Overall, a key question of “what” should be measured in future trials to improve the informed consent process has been satisfied which paves the way to identifying “how” and “when” the outcomes should be measured. This work will follow the COnsensus-based Standards for the selection of health Measurement INstruments (COSMIN) to identify a complementary core measurement set [36, 37].

Limitations

Despite participation from stakeholders in multiple continents most participants included in this research originate from the UK with a significant proportion of the patient participants coming from a single NHS trust in Northern Ireland. As such, it is possible that these findings may not be generalisable to consent practices in other countries. While several clinicians, bioethicists and consent researchers involved in the studies included live and work in countries outside of the UK, the findings presented may have limited applicability in other settings. As a group of surgeons undertaking this work, it is possible that our professional background may have subjected the design and findings of the study to some unconscious bias. As is the case with all Delphi surveys, limitations of this study could be considered to be responder bias, reduced accountability of views on account of the anonymity afforded to participants and the potential for attrition bias. The outcome “trust in hospital” whilst meeting consensus in both round for patients did not receive any votes at the consensus webinar. This may be reflected by their absence from the consensus webinar component of the study. However, all stages of this research have been subject to clinical, methodological, and patient and public representative oversight. Throughout the qualitative components of this work, great efforts were made to ensure that participants’ voices were being fairly and accurately represented by repeating back our interpretation of what participants had said and agreeing the identification of themes from primary findings among the wider research group. Furthermore, as the study progressed it became clear that the themes identified in a relatively small number of participants during the semi-structured interviews were strongly reinforced by a larger cohort during the Delphi process.

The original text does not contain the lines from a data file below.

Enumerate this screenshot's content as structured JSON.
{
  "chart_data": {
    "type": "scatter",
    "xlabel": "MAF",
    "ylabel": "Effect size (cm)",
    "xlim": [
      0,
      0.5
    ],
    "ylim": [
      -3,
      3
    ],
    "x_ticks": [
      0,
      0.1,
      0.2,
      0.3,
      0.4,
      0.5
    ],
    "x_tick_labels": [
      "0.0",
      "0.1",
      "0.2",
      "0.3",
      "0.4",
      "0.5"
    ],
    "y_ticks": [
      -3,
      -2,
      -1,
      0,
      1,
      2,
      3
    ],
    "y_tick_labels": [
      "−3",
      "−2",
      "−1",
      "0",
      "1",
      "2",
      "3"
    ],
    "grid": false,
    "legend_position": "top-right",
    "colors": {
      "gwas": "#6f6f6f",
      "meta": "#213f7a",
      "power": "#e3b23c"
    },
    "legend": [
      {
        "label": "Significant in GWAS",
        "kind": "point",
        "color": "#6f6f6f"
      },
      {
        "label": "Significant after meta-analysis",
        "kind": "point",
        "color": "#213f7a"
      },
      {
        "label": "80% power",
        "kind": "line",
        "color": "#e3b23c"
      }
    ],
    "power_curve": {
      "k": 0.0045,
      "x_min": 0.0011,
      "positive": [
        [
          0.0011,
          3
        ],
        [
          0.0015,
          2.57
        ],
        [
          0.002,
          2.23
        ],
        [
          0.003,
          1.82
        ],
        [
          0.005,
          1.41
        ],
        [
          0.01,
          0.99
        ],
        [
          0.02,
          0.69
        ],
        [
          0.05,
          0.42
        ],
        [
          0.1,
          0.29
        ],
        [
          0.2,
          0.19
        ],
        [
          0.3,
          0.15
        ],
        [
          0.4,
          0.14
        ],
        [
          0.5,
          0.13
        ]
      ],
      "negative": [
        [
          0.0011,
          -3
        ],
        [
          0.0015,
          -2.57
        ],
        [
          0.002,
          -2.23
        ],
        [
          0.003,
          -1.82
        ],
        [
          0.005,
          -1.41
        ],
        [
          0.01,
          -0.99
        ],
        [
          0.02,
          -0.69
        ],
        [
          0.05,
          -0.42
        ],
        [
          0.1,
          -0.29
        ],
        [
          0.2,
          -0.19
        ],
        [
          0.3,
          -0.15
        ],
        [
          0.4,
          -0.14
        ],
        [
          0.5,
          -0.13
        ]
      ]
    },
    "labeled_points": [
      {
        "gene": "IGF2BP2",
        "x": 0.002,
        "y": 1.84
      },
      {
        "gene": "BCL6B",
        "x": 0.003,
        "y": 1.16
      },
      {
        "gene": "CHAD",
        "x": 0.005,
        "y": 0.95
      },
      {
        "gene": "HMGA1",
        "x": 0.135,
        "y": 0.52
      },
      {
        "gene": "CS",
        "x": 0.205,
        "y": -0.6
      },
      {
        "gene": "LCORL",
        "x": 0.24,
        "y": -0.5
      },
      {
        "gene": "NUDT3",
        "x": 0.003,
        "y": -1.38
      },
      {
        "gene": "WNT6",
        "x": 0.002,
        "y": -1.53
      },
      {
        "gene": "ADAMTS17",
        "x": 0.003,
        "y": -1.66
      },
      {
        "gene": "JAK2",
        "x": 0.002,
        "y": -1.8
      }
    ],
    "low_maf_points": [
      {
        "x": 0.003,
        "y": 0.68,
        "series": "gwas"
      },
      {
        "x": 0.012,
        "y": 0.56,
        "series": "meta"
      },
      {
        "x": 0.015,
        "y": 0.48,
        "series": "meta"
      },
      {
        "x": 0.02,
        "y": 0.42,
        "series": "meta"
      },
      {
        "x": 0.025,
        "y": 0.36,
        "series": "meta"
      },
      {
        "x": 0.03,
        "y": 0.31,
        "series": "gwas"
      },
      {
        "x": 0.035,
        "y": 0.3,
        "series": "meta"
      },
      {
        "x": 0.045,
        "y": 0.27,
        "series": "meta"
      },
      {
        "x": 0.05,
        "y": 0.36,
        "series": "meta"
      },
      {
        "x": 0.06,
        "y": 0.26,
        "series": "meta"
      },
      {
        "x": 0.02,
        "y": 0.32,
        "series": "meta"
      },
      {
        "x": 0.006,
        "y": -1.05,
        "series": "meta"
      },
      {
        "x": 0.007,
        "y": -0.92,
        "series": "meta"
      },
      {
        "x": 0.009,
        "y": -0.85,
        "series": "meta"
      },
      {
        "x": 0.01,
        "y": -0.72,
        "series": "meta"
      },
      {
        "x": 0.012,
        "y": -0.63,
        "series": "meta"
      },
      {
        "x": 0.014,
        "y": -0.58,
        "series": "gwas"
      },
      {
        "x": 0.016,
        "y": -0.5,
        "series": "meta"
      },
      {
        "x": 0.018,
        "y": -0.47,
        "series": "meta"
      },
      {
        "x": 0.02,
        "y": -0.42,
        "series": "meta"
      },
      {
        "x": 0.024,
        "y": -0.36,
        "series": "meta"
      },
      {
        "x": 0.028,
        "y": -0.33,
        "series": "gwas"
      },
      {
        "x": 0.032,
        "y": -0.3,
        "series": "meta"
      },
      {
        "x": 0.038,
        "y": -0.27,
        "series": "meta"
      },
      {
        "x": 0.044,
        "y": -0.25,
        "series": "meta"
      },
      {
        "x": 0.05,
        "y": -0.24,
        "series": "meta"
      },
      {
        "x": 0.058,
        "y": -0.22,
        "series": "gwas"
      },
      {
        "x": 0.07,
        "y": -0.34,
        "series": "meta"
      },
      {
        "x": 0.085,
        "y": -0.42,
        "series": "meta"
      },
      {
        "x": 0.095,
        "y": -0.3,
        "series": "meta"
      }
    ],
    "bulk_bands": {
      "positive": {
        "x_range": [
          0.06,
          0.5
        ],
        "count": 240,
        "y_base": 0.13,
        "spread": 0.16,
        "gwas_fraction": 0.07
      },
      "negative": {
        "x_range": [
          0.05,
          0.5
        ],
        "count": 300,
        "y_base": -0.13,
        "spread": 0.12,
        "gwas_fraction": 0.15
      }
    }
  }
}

Implications for clinical practice

Consent to undergo intervention applies to all patients in all specialities of medicine and surgery and therefore has the broadest potential application of any developed core outcome set. The COS from this study has the potential to influence consent practices on a global scale. Many of the outcomes included in the final COS have not been reported in existing consent trials yet these appear to be the aspects that are most important to the key stakeholders in the process. This presents an opportunity to redefine the direction of consent-based research. Regulatory bodies and guideline development groups e.g., National institute of clinical excellence (NICE) endorse the use of core outcome sets and investment to ensure future consent researchers adopt the COS when undertaking and reporting their research is necessary. This would facilitate comparisons between interventions and the synthesis of data while reducing the level of reporting bias. There remain several fields of consent and Shared decision making (SDM) research that may be able to adopt this COS for their own purposes including the trialling of novel communication interventions, Shared decision-making tools and Core Information Sets [8, 38].

Conclusion

We propose that this COS represents the minimum number of outcomes to report in all future studies of interventions designed to improve the quality of informed consent for invasive procedures. Future work is required to identify the best mechanism of assessment of each core outcome.